Datenpaket: Raw data files for Tribological performance and wear mechanisms of TiN/AlTiN-coated WC vs uncoated WC against AISI 1045 steel under dry conditions

The mechanisms governing wear evolution in multilayer hard coatings remain a key challenge in tool tribology and dry machining. This study investigates the dry sliding behaviour of TiN/AlTiN multilayer-coated (thickness 1 μm/5 μm) as well as uncoated tungsten carbide (WC) cutting tools in a pin-on-disk configuration. Sliding tests were performed in a cylinder-on-line contact using commercial grooving inserts against AISI 1045 steel disks across a load–velocity matrix (20, 30 N; 10, 40, 80 m/min), with extended duration runs at 40 m/min to capture wear progression.

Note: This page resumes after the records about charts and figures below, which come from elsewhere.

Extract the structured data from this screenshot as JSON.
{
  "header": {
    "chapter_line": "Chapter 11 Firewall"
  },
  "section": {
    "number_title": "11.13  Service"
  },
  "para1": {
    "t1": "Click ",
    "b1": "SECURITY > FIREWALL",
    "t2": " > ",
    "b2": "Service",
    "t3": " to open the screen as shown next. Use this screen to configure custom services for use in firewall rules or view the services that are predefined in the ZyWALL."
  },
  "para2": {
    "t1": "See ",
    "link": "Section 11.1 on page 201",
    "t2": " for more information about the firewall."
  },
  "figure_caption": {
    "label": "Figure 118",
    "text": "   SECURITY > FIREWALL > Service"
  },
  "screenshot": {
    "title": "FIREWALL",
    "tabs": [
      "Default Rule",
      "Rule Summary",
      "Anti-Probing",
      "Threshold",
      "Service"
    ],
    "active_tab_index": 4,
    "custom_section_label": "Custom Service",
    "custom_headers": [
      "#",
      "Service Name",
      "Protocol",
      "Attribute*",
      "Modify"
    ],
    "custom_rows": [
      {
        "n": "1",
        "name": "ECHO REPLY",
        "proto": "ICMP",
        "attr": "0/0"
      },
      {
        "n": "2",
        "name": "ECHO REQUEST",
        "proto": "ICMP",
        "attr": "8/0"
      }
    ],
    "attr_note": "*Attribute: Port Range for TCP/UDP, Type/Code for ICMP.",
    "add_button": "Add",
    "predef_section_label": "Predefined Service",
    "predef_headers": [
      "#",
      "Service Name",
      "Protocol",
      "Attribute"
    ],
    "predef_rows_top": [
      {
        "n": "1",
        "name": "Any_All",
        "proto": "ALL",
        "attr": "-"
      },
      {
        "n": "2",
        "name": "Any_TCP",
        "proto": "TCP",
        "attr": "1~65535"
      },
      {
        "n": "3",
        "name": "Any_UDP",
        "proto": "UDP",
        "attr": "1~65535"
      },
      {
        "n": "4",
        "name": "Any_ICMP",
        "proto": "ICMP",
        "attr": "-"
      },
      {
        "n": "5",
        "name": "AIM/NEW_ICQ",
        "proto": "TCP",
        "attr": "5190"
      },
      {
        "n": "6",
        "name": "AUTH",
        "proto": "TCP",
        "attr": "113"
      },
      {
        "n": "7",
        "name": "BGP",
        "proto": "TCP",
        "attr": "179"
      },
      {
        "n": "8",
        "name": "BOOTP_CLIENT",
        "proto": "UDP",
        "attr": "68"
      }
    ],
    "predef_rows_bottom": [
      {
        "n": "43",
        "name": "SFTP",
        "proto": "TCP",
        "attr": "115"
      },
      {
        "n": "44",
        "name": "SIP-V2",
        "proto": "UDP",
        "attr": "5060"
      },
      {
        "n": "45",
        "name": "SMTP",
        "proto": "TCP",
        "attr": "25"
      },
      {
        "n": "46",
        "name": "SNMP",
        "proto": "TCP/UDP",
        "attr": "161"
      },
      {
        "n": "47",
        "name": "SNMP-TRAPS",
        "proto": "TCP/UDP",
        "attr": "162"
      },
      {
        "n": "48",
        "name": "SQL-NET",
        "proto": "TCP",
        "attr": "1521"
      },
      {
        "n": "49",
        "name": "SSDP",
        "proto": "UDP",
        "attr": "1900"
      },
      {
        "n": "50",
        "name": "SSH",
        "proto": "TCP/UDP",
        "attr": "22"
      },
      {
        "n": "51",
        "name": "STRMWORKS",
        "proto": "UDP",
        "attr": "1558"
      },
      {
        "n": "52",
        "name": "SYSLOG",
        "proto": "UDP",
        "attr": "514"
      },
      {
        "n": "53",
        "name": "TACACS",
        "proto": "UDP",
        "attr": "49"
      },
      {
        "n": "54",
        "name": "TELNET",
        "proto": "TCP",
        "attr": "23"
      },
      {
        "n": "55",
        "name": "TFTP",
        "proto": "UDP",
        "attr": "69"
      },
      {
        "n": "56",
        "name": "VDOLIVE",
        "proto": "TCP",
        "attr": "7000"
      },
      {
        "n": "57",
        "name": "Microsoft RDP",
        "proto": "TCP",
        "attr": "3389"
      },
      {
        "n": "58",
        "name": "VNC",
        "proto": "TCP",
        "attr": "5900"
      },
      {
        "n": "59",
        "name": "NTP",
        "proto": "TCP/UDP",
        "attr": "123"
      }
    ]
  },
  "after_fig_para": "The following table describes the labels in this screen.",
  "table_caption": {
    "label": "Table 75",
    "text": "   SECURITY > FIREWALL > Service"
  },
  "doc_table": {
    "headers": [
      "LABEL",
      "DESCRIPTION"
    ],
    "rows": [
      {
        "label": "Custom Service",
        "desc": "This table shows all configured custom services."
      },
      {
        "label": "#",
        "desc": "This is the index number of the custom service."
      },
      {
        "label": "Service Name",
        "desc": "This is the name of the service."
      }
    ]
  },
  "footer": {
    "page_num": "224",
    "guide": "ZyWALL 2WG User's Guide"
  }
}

The TiN/AlTiN-coated tools exhibited more stable friction coefficients and significantly reduced wear volumes compared to uncoated tools (73–92% lower specific wear rates, corresponding to 4×–12× improvement). The enhanced performance is attributed to the formation of a dense, oxide-rich tribofilm that effectively suppressed both adhesive and abrasive wear. In contrast, uncoated tools exhibited unstable frictional behaviour and severe material loss due to grooving and transfer. Wear evolution analysis using SEM/EDS, FIB cross-sectioning, WLI, and XPS depth profiling indicated gradual layer-by-layer wear progression in the TiN/AlTiN coating system, while uncoated tools showed accelerated nonlinear wear at higher velocities. The quantified wear coefficients together with the tribofilm chemistry provide mechanistic insight into coating wear and define key experimental inputs for future, physics-based tool-life modelling under dry machining conditions.

This dataset contains experimental data from cylinder-on-flat pin-on-disc tribometer tests used to characterise and model the wear behaviour of PVD-coated WC-Co cutting tools (TiN/AlTiN/WC multilayer) sliding against C45 steel.